Now that I’m in Seattle, I had a chance to go to Hempfest and I must’ve expected something similar.  But it’s not.  Hempfest 2011 spans 3 city parks full of vendor tents.  You can get lemonade, donuts, pizza, bongs, edibles, tinctures, weed, and medical marijuana cards (in theory, medical records are required).  Cops are in the park as well as out, but don’t stop anyone from lighting up.  And there are 3 music stages, the main one hosts speakers like Dennis Kucinich and Mayor McBike.

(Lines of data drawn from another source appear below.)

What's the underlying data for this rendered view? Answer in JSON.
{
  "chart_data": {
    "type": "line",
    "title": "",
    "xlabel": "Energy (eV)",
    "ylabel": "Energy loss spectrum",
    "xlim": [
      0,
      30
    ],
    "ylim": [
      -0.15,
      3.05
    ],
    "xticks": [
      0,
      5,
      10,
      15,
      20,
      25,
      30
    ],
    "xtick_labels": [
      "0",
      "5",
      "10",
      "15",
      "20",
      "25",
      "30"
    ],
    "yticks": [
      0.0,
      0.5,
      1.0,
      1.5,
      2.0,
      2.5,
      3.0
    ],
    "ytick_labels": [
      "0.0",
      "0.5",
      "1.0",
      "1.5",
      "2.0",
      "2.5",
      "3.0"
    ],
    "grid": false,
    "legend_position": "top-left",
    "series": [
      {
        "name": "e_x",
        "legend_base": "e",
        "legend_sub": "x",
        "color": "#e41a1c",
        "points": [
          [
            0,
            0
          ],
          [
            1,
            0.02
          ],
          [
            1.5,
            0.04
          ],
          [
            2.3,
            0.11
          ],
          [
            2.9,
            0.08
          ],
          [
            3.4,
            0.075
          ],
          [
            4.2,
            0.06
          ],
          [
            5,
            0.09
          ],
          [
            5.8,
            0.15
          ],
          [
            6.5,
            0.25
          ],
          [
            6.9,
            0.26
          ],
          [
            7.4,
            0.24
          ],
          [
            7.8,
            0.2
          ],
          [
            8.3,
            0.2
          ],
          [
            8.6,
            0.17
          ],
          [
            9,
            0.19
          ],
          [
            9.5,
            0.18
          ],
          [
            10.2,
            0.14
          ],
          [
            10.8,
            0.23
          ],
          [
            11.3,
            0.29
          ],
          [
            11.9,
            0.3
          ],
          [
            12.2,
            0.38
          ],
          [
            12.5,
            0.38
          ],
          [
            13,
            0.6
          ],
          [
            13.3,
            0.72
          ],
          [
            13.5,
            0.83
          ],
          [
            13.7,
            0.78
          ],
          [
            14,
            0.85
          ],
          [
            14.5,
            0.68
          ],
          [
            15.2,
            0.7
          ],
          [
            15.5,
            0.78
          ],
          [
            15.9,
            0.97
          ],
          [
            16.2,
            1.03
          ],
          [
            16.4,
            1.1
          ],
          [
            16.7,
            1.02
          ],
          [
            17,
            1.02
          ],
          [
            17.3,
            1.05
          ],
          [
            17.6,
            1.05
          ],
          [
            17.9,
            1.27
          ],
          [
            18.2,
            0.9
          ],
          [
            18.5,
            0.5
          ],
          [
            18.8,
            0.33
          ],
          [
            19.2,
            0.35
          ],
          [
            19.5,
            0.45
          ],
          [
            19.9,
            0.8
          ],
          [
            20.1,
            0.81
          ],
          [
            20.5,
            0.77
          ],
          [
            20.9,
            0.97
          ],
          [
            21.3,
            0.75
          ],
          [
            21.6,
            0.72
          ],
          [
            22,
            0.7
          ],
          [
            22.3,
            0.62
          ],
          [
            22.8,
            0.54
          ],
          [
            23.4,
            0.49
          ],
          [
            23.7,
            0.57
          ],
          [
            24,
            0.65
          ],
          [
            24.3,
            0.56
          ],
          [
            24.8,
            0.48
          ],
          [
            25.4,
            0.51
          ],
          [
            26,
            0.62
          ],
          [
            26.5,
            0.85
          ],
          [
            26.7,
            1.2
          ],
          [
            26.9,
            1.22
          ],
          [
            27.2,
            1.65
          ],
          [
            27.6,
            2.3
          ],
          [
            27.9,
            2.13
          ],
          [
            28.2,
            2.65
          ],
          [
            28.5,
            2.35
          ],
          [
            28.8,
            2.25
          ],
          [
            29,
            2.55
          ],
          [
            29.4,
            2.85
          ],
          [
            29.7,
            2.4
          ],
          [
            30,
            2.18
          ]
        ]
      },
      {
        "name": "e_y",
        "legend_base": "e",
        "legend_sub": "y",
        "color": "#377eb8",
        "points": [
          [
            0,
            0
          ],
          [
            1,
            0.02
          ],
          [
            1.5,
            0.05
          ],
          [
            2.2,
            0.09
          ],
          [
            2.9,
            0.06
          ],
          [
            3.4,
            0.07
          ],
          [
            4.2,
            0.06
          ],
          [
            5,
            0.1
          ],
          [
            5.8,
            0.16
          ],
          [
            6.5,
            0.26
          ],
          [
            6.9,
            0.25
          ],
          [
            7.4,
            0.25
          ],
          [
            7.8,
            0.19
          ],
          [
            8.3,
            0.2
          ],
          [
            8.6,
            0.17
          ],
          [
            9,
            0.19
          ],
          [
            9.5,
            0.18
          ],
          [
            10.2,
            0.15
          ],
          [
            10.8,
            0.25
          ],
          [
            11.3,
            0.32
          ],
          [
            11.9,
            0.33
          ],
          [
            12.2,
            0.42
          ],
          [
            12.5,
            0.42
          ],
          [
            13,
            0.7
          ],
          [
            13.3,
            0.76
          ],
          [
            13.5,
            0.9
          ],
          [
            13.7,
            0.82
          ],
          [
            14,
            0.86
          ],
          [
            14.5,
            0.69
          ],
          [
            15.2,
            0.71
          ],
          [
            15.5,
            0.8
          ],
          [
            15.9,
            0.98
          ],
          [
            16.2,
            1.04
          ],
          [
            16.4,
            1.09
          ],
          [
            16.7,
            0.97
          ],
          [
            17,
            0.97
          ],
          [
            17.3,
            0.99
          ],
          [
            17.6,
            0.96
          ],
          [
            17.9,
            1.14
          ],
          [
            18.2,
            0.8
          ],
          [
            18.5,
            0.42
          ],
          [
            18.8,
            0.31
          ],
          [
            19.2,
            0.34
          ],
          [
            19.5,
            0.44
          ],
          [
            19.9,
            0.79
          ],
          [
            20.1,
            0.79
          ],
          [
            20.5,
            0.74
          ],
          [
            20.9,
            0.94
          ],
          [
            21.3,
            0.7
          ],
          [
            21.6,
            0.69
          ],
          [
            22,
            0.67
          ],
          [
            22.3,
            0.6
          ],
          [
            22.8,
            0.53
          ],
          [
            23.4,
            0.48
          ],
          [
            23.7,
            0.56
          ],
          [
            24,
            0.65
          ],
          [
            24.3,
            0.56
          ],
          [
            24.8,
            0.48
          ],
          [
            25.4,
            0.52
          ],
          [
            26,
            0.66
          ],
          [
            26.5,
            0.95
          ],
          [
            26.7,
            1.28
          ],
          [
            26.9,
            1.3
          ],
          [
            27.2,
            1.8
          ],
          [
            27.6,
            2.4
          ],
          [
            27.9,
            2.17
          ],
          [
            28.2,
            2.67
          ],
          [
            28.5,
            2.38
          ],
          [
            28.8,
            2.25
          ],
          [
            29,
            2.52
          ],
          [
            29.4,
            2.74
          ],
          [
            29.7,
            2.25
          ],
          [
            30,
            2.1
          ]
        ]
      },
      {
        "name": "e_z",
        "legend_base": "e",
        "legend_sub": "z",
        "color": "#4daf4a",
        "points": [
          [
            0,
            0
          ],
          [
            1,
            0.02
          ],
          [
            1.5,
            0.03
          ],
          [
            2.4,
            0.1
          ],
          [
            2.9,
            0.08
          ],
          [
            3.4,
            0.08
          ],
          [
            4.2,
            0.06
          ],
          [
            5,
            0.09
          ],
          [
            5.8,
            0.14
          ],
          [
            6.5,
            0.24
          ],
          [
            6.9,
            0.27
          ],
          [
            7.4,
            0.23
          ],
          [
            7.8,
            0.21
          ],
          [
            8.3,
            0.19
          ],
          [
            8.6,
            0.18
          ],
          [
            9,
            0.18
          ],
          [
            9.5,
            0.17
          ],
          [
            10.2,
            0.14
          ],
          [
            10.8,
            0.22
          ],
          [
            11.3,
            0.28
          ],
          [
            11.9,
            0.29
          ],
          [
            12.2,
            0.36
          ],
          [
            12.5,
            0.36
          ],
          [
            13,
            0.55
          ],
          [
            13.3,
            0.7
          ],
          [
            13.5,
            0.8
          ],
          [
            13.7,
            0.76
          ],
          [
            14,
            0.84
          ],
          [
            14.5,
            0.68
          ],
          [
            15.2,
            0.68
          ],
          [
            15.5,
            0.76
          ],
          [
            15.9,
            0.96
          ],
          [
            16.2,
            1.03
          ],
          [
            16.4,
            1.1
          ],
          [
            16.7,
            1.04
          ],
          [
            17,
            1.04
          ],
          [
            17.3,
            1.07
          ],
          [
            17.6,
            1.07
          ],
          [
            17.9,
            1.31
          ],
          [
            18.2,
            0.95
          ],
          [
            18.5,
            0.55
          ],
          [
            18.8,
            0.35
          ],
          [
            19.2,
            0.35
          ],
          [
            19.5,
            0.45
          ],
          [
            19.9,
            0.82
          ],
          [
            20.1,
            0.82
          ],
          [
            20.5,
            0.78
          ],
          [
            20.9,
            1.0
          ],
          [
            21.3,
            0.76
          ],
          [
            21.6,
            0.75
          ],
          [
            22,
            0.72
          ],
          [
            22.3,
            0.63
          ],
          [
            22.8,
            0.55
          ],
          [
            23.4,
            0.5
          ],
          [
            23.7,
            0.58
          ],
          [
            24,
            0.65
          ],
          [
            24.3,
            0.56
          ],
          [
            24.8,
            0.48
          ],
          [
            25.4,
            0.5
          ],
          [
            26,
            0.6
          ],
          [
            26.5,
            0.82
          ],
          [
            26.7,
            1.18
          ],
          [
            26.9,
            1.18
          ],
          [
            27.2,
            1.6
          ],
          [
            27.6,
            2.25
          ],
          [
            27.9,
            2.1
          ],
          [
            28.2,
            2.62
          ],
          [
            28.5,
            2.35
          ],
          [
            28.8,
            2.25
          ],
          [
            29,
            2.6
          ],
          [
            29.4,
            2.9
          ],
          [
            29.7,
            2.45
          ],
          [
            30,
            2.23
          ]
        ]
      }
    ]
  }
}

Here are the major differences between Hempfest and Eeyore’s:

  • Hempfest:  best scenery (Olympic Mountains, Puget Sound)
  • Eeyore’s: best girl-watching
  • Hempfest: cops stand right next to smokers
  • Eeyore’s: cops hang out on the periphery with their backs turned
  • Hempfest: lots of street food but no alcohol
  • Eeyore’s:  COLD BEER
  • Hempfest: Mighty-O vegan donuts
  • Eeyore’s:  Mexican pink cake
  • Hempfest: 3 music stages
  • Eeyore’s:  a continuous, 2 day drum circle
  • Hempfest: groups of loud young guys looking for a place to smoke & hit on chicks
  • Eeyore’s: smelly people who need showers
  • Hempfest: no shade
  • Eeyore’s: lots of space to stretch out and chill under the trees
  • Hempfest: political activism
  • Eeyore’s: kid-friendly
  • Hempfest:  no Leslie Cochran

But even though they aren’t the same kind of event at all, they’ve both definitely worth going to.  So this post was pretty useless, wasn’t it?